One point where I will disagree with Jason is on FireWire. I do not see any evidence of that technology’s “death”, immediate or pending. I would think the evidence Jason points to (iPods going USB-only, MacBook Pro with only one FireWire 400 port and no FW800 to be found) can be interpreted very differently. iPods and FireWire are nice, but Apple’s key to wooing users of cheap, crappy PCs to buying the little music players was the advent of USB 2.0. As for the MacBook Pro, I can tell you that those who use multiple FireWire peripherals have discovered the hard way that it is best to “split the bus”, in other words, if a notebook user has a digital camcorder and a FireWire hard disk that (s)he wants to use at the same time, the card slot on the MacBook is a welcome means of having an extra FireWire input that isn’t competing for bandwidth on the same bus as the MacBook’s built-in FireWire port.
On Scott Shephard’s “Inside Mac TV” video podcasts for Jan. 5, 2006 (“Getting the Mac Ready for Video Editing”) and Dec. 23, 2005 (“Gary Adcock’s Dual FireWire Bus Tip”), Scott discusses ways to use either separate FireWire buses or both FireWire and USB to improve performance during video editing. This makes both FireWire and USB indispensable to amateur video editors.

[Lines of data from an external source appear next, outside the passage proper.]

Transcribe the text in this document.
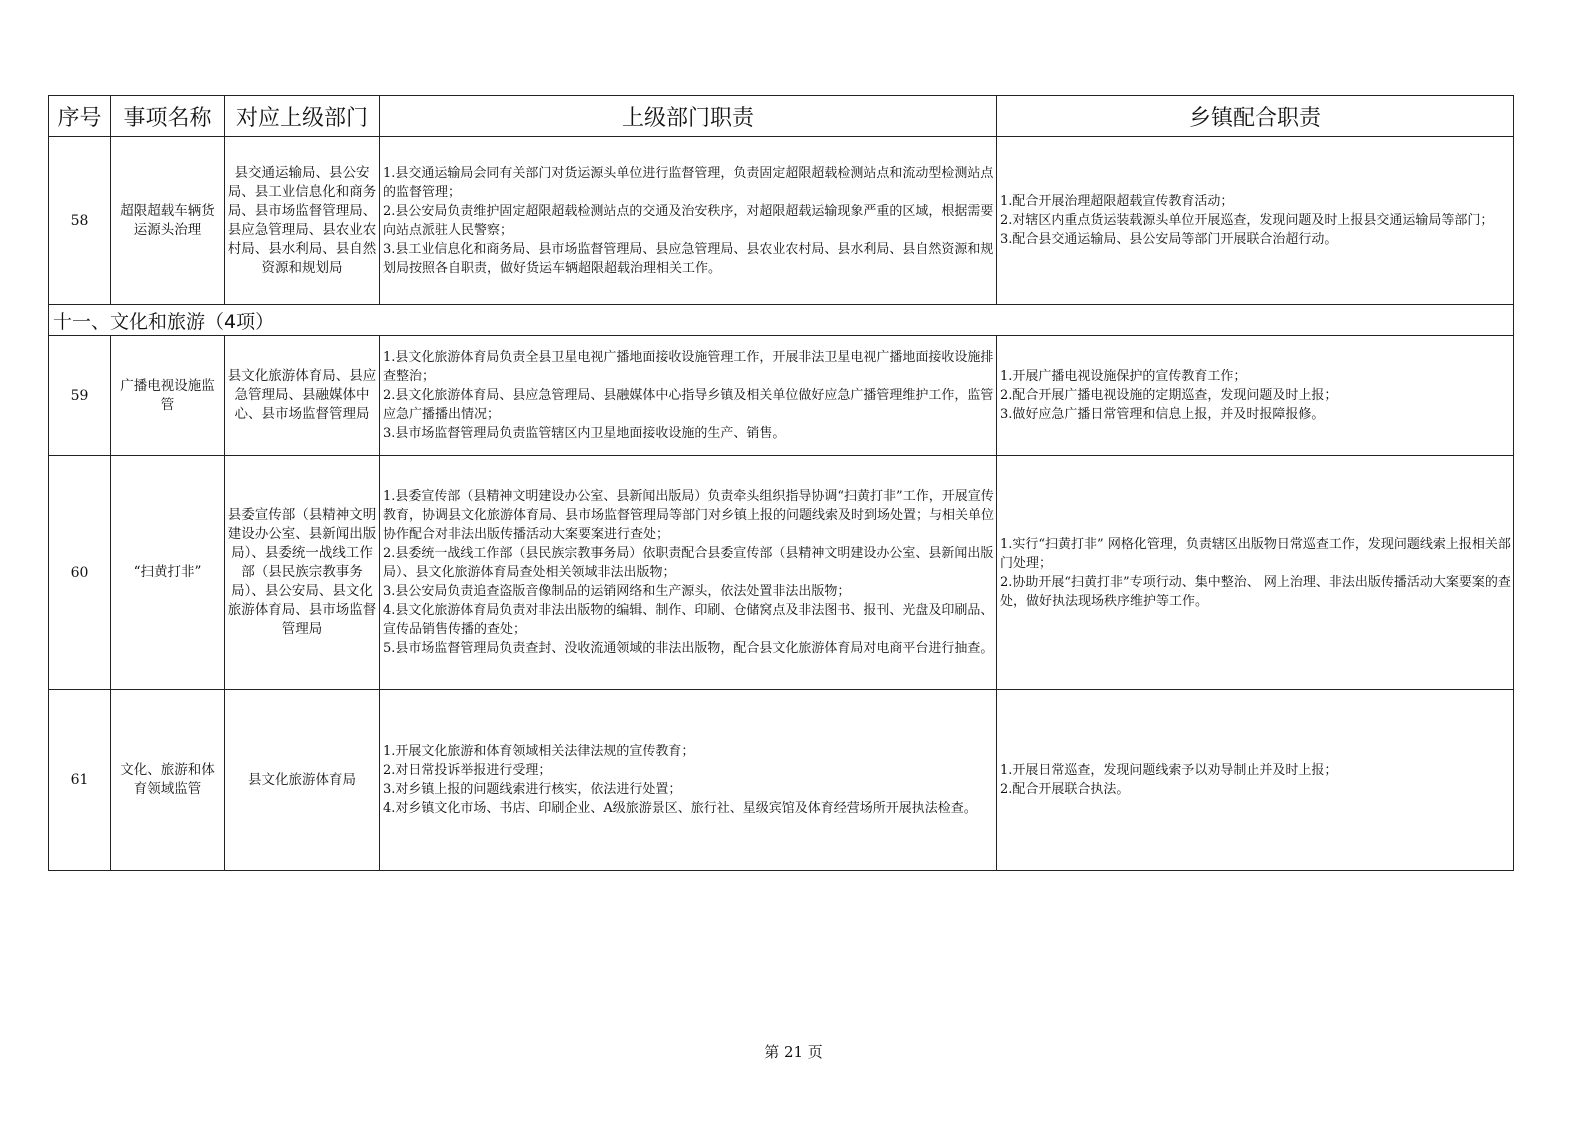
序号	事项名称	对应上级部门	上级部门职责	乡镇配合职责
58	超限超载车辆货运源头治理	县交通运输局、县公安局、县工业信息化和商务局、县市场监督管理局、县应急管理局、县农业农村局、县水利局、县自然资源和规划局	1.县交通运输局会同有关部门对货运源头单位进行监督管理，负责固定超限超载检测站点和流动型检测站点的监督管理；
2.县公安局负责维护固定超限超载检测站点的交通及治安秩序，对超限超载运输现象严重的区域，根据需要向站点派驻人民警察；
3.县工业信息化和商务局、县市场监督管理局、县应急管理局、县农业农村局、县水利局、县自然资源和规划局按照各自职责，做好货运车辆超限超载治理相关工作。	1.配合开展治理超限超载宣传教育活动；
2.对辖区内重点货运装载源头单位开展巡查，发现问题及时上报县交通运输局等部门；
3.配合县交通运输局、县公安局等部门开展联合治超行动。

十一、文化和旅游（4项）				
59	广播电视设施监管	县文化旅游体育局、县应急管理局、县融媒体中心、县市场监督管理局	1.县文化旅游体育局负责全县卫星电视广播地面接收设施管理工作，开展非法卫星电视广播地面接收设施排查整治；
2.县文化旅游体育局、县应急管理局、县融媒体中心指导乡镇及相关单位做好应急广播管理维护工作，监管应急广播播出情况；
3.县市场监督管理局负责监管辖区内卫星地面接收设施的生产、销售。	1.开展广播电视设施保护的宣传教育工作；
2.配合开展广播电视设施的定期巡查，发现问题及时上报；
3.做好应急广播日常管理和信息上报，并及时报障报修。

60	“扫黄打非”	县委宣传部（县精神文明建设办公室、县新闻出版局）、县委统一战线工作部（县民族宗教事务局）、县公安局、县文化旅游体育局、县市场监督管理局	1.县委宣传部（县精神文明建设办公室、县新闻出版局）负责牵头组织指导协调“扫黄打非”工作，开展宣传教育，协调县文化旅游体育局、县市场监督管理局等部门对乡镇上报的问题线索及时到场处置；与相关单位协作配合对非法出版传播活动大案要案进行查处；
2.县委统一战线工作部（县民族宗教事务局）依职责配合县委宣传部（县精神文明建设办公室、县新闻出版局）、县文化旅游体育局查处相关领域非法出版物；
3.县公安局负责追查盗版音像制品的运销网络和生产源头，依法处置非法出版物；
4.县文化旅游体育局负责对非法出版物的编辑、制作、印刷、仓储窝点及非法图书、报刊、光盘及印刷品、宣传品销售传播的查处；
5.县市场监督管理局负责查封、没收流通领域的非法出版物，配合县文化旅游体育局对电商平台进行抽查。	1.实行“扫黄打非” 网格化管理，负责辖区出版物日常巡查工作，发现问题线索上报相关部门处理；
2.协助开展“扫黄打非”专项行动、集中整治、 网上治理、非法出版传播活动大案要案的查处，做好执法现场秩序维护等工作。

61	文化、旅游和体育领域监管	县文化旅游体育局	1.开展文化旅游和体育领域相关法律法规的宣传教育；
2.对日常投诉举报进行受理；
3.对乡镇上报的问题线索进行核实，依法进行处置；
4.对乡镇文化市场、书店、印刷企业、A级旅游景区、旅行社、星级宾馆及体育经营场所开展执法检查。	1.开展日常巡查，发现问题线索予以劝导制止并及时上报；
2.配合开展联合执法。
第 21 页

So what does all this suggest about FireWire vs. USB, and why is there no FireWire 800 on the MacBook Pro? Simply put, Jason is right and wrong at the same time. The absence of FireWire 800 on the MacBook Pro is a statement about FireWire. Apple is just not saying what Jason concluded. The lack of additional FireWire ports (or FireWire 800) was Apple’s way of saying “if you need more ports or if you need FireWire 800, buy a card and use it on the card’s bus.”
I am doubtful that FireWire 400 will die any time soon. Too many camcorders, hard disks, and high-end peripherals use it, some of them exclusively. If FireWire is to be replaced with a new standard, you will hear plenty of noise being made by a broad coalition of big-name players in the camcorder and computer peripheral manufacturing industries.
Just my 2 cents. You can wake up now.